Saturday, April 9, 2011

New School (Post)Sustainability Symposium MP3s




Clive Dilnot, Timothy Morton, Karen Pinkus, Allan Stoekl, Cameron Tonkinwise, and Damian White, in one convenient embedded player...please excuse the stops and starts and the inaudible chatter at the end as I spoke with Nicola Masciandaro and Eugene and forgot to hit “STOP.”

4 comments:

Bill Benzon said...

My father was an engineer, not an architect. But engineers are designers. My father designed processes for cleaning coal, that is, for separating coal from impurities. It’s a very dirty business, coal, anything connected with coal is dirty. And the cleaning of coal has been no exception. It produces lots of coal dust, and the dust goes into the atmosphere, where it is deemed a form of pollution, and rightly so.

As pollution it violates the boundary between the cleaning plant and its environment.
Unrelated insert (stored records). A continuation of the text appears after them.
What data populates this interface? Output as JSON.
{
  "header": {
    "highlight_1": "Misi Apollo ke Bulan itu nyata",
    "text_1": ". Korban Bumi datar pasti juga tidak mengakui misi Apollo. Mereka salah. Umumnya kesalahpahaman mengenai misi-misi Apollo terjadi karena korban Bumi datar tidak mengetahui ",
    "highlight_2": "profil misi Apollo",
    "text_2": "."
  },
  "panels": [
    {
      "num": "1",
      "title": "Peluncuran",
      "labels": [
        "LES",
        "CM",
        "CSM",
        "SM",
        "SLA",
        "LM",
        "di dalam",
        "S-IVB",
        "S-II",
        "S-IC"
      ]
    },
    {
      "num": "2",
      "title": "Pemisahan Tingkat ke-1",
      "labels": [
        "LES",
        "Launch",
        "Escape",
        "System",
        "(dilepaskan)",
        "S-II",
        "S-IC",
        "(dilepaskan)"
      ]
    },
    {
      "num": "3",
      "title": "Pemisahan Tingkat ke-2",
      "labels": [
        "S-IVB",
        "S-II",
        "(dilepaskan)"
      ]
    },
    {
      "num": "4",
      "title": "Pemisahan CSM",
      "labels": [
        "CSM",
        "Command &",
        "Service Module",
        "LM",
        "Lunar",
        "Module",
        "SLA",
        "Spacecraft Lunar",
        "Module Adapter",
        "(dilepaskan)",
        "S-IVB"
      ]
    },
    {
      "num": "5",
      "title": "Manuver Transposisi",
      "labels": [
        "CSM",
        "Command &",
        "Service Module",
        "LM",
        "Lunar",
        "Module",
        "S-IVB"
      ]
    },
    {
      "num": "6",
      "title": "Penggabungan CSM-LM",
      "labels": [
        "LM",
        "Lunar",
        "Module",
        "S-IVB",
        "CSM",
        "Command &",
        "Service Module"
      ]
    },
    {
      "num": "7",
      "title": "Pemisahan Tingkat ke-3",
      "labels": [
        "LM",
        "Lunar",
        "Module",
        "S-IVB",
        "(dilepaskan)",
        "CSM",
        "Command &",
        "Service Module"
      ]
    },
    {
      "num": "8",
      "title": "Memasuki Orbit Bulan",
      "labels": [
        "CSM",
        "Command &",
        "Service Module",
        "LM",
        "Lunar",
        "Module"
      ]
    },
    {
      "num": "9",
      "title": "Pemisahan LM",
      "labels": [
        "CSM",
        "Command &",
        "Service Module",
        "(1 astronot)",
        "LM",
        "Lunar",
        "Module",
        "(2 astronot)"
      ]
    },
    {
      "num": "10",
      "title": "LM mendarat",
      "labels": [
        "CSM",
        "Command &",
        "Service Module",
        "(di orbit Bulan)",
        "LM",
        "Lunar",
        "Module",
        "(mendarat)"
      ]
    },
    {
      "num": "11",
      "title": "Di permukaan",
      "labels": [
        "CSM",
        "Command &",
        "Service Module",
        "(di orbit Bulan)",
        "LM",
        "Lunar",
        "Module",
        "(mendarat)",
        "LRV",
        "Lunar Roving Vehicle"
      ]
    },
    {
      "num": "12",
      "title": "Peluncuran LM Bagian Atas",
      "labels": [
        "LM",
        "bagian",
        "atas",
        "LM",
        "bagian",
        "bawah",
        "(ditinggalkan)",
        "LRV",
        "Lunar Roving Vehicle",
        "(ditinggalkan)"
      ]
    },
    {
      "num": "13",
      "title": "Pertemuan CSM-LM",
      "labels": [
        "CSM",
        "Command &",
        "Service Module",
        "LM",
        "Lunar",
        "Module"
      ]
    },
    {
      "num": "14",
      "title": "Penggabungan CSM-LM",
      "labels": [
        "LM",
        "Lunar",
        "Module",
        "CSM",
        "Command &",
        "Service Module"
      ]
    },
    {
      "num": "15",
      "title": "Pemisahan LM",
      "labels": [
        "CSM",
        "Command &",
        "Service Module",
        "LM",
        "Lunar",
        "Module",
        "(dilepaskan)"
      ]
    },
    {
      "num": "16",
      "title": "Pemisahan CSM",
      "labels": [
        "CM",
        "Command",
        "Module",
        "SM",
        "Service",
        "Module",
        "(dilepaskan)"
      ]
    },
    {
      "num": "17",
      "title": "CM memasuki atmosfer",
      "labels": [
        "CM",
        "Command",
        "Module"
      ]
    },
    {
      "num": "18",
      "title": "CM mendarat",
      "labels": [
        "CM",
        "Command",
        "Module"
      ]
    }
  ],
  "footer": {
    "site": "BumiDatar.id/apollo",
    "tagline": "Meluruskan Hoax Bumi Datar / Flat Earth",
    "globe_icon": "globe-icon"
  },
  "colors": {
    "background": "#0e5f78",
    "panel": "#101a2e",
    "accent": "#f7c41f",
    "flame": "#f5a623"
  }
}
That breach is a deliberate design feature of coal-cleaning plants. It’s only a side-effect of the collectivity of design features.

Here’s a story about my father’s last process design. The design he arrived at involved deliberately breaching – dissolving - transcending the boundary between the coal-cleaning process and the external environment. In brief, it goes like this. Once it's been cleaned, coal is wet. It needs to be dried. The standard method of drying is to do it inside the plant, and that creates all sorts of expensive problems, which I indicate in that blog post. My father's insight was that he could open the drying process to the air and thereby dry the coal more cheaply and in a way that dramatically redunced the amount of coal dust released into the air.

A paradox: Dry the coal inside the building and it spews dust into the air; dry the coal outside in the open air, and very little dust is released.

Karl said...

like the round table dynamic a lot. its very similar to the improv music post from a few days ago... really love OOO described as an anarchistic ontology.

Bill Benzon said...

Here's some thoughts about design in the software world. It's a very philosophical business in an environment that's not at all philosophical. If you're looking for applied philosohpy at it's most brutal and exacting, this is it.

Matt K said...

Thank you so much for making this available.